For purposes of Section 6.020(b) and (c), all payments scheduled to be made in the form of installments that are attributable to a particular Plan Year will be treated as scheduled to be made on the date that the first installment of such series of payments is otherwise scheduled to be made (that is, the installments will be treated as an entitlement to a single payment for purposes of Section 409A).
Once a change in election is made and recorded pursuant to the Plan, such election will be irrevocable unless all of the conditions of this Section 6.020 are met. Notwithstanding any other provision of this Plan to the contrary, a Participant will be permitted to make only one change in election pursuant to this Section 6.020 with respect to the Accounts to which such election relates.

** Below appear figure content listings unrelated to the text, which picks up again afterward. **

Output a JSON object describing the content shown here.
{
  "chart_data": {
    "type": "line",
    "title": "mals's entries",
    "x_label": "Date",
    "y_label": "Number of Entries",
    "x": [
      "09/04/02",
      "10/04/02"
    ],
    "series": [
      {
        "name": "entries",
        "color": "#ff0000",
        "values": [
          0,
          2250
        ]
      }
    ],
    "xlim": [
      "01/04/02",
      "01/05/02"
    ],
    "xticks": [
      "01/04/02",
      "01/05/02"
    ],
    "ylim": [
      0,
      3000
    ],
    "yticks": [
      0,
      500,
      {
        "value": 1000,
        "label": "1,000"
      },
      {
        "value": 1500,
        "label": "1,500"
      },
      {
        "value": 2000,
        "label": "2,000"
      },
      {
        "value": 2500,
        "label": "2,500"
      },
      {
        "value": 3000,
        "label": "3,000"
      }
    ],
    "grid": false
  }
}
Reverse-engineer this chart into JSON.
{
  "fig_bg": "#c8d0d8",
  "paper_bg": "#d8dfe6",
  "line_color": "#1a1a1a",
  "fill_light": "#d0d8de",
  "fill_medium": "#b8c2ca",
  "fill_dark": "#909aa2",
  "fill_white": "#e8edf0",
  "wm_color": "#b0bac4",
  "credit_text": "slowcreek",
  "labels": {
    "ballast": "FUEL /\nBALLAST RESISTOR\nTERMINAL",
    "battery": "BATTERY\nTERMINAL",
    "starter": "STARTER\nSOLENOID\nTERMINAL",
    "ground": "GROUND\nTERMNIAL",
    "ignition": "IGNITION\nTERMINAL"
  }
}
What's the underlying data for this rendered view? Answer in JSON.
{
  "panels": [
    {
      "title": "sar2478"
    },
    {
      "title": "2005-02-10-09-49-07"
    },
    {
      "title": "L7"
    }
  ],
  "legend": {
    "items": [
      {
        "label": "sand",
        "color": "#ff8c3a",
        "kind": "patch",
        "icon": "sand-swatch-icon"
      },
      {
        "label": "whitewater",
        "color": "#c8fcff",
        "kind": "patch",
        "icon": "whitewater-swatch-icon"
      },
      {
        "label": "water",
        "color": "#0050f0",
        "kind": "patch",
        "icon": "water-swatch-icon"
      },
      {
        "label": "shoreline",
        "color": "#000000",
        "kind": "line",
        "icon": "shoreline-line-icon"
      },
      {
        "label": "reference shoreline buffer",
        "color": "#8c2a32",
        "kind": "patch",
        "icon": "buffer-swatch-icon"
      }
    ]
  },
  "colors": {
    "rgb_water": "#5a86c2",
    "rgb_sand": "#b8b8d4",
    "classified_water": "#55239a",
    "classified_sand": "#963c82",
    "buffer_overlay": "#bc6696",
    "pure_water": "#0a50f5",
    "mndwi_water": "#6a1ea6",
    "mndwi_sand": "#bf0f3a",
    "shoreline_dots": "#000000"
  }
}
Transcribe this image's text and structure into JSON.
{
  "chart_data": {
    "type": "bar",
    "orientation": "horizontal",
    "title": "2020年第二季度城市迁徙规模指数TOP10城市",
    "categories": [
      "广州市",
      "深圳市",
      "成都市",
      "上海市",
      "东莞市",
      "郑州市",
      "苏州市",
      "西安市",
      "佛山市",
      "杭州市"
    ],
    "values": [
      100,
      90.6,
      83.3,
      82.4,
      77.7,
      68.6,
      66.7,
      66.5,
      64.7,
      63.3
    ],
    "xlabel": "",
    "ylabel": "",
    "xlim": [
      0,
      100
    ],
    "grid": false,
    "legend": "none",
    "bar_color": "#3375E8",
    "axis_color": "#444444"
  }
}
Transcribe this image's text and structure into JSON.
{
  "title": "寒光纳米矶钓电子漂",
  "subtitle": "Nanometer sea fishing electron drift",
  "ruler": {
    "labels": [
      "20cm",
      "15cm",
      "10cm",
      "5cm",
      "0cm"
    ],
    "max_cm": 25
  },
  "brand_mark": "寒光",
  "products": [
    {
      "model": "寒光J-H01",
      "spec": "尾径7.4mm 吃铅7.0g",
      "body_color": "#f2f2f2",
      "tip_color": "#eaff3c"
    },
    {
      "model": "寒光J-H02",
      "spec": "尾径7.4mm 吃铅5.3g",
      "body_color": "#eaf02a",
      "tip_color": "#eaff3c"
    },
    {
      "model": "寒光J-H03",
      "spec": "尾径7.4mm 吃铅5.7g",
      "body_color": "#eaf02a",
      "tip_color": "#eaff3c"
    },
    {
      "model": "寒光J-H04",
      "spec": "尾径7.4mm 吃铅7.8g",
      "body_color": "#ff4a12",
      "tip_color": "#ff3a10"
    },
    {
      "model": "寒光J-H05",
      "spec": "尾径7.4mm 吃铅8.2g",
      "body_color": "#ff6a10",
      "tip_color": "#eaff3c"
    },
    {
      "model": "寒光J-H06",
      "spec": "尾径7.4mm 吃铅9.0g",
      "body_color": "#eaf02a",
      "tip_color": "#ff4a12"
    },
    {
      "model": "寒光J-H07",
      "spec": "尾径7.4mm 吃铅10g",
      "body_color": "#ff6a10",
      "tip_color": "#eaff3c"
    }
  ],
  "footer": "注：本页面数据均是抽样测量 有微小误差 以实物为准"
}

6.030    Six Month Wait for Specified Employees. Notwithstanding any other provision of this Plan to the contrary, to the extent that any Accounts payable under the Plan constitute an amount payable upon Separation from Service or Retirement to any Participant under the Plan who is deemed to be a Specified Employee, then such amount will not be paid during the six (6) month period following such Separation from Service or Retirement. If the provisions of this Section 6.030 apply to a Participant who incurs a Separation from Service or Retirement, within the first six (6) months of the calendar year, then such amount will be paid within the first sixty (60) days following the close of the calendar year which includes the Participant’s Separation from Service or Retirement. If the provisions of this Section 6.030 apply to a Participant who incurs a Separation from Service or Retirement within the last six (6) months of the calendar year, then such amount will be paid within the first sixty (60) days after June 30th of the calendar year following the year in which includes the Participant’s Separation from Service or Retirement.